Aan de andere wand van het ruime atelier staat een breed, groot formaat panoramisch werk in opzet, pimpelpaars in de ondergrond met in zwarte verf een virtuoze schets erop. Het is het lijk van de Anatomische Les in de Tulp variant. De Bruijn vertelt dat het model hiervoor oorspronkelijk een zeventiende eeuwse Leidenaar was, die tot de dood door de strop was veroordeeld. De linkerarm is degene waarvan in functie van de anatomische les de aderen en spieren zichtbaar zijn opengelegd. Een trap in het schilderij van de Bruijn in de achtergrond lijkt rechts naar boven te leiden. Twee grote pilaren of steunbalken zijn op de voorgrond aanwezig.

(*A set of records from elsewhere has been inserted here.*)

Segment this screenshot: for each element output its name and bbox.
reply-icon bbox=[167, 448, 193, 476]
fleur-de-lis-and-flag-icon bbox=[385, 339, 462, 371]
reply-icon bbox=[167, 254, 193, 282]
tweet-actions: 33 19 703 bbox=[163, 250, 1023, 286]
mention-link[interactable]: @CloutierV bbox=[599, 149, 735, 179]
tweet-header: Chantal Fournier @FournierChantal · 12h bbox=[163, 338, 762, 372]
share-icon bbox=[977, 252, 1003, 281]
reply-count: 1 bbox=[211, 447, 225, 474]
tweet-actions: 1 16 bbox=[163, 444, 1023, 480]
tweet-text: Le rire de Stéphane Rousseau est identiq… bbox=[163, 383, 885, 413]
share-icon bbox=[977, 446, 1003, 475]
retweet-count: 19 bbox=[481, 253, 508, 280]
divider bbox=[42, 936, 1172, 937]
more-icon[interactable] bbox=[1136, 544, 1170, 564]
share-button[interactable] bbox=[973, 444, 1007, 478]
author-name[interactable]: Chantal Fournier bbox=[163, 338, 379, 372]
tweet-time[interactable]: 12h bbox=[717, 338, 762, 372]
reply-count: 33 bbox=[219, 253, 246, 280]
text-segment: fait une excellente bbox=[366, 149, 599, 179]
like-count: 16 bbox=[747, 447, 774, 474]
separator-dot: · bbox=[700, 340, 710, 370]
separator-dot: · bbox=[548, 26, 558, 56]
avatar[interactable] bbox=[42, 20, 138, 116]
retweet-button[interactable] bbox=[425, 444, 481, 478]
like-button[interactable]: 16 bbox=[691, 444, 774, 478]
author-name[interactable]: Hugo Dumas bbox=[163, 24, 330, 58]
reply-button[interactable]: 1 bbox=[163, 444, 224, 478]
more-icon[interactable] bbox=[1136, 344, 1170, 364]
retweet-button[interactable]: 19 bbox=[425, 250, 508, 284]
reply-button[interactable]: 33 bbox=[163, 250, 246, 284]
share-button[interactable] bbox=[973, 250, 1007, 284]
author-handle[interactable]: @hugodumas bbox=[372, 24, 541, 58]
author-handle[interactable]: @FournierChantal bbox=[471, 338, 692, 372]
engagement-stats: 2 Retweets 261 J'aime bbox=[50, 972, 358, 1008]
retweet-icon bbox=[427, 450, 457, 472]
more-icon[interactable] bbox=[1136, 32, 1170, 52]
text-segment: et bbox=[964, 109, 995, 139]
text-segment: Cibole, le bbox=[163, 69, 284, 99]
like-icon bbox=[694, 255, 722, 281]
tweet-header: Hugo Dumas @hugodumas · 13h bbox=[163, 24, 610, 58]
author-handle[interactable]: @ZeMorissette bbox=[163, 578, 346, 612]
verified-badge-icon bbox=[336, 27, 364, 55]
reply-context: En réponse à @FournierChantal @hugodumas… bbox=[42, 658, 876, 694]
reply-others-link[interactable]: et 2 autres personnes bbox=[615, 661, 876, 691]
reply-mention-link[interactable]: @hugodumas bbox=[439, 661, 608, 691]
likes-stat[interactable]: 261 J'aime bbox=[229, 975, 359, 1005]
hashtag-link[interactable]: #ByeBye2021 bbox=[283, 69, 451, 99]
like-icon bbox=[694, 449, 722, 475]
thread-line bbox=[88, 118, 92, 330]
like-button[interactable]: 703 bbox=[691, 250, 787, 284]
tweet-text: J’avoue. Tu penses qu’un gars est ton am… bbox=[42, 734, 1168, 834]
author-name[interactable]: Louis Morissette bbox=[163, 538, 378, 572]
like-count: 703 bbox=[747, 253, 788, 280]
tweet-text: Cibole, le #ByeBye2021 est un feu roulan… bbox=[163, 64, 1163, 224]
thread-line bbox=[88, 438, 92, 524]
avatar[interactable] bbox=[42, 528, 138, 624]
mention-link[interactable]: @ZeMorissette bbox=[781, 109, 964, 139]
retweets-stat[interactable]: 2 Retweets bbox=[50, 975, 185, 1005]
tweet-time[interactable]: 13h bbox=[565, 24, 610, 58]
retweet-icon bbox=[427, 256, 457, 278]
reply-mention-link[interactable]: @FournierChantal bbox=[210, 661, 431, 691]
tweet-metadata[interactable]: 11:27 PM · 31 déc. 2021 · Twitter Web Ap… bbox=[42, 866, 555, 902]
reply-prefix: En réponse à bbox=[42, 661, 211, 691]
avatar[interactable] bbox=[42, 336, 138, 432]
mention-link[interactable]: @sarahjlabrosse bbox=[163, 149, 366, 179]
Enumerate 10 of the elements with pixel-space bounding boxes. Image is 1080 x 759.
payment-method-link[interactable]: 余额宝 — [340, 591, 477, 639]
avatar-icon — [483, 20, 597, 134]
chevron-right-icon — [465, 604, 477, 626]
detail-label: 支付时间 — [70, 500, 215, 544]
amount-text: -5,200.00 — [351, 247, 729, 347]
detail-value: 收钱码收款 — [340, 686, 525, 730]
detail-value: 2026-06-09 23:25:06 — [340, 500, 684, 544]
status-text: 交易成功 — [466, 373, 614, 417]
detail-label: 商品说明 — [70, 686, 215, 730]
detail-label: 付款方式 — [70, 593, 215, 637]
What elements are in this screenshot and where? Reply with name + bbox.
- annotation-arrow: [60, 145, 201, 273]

Ik zie in het dode lichaam een Spaanse conquestador, met een sik en denk aan het jaarlijkse feest van Leidens ontzet.
Maandagochtend Hans de Bruijn heeft na het horen, afgelopen zondagochtend, van een cantate, “een soort gezongen preek” aldus de schilder, het lijk van de Anatomische Les van Tulp door Rembrandt nageschilderd. Het zijn voorstudies, in stevig gepenseelde effecten en kleurcombinaties, die beproefd en virtuoos ingezet worden om delen uit het grote werk voor te bereiden. Onmisbare voorbeschouwingen.
Het lijk van de Bruijn steekt eenzaam zwart af tegen een witte achtergrond. De opengesneden linkerarm, waarvan Tulp een ader lostrekt op het origineel , is door de Bruijn in een ingewikkeld kleurenpatroon uitgewerkt. Het contrast met het zwart-wit werkt wonderwel goed. Overtuigend, die arm is ontleedt of gedissecteerd. Maar Tulp evenals de zeven leerlingen ontbreken. Het ontzielde lichaam is geïsoleerd.
“Het was onaangenaam het lijk te schilderen” zegt Hans de Bruijn.
We spreken over hoe het verschil zichtbaar wordt tussen een dode en een slapende mens in een afbeelding.
Een derde versie van de eerdere twee hangt vers aan de witte muur. Een donkere versie. Hans schenkt goede wijn en interessante schilderijen.
Maandag 18 oktober. De Bruijn restaureert een oud schilderij. Het vet spat van het grote doek, mijn schoen glijdt uit in een smeer bleekgroen. Iedere keer dat ik de studio bezoek zijn mijn kleren aangetast door olieverf.
Het gerestaureerde doek lijkt uniform aan één van de Rembrandt’s studies van het lijk. De beide werken hebben dezelfde kleurstelling met het oranje als hoogtepunt. En daaromheen eigeel en frisse groenen afgewisseld met heftige purpers. Het landschap als het lijk.
De ruïne van de schilderkunst.
We spreken over Leo Castelli en Hans van Maanen. Cultureel verval.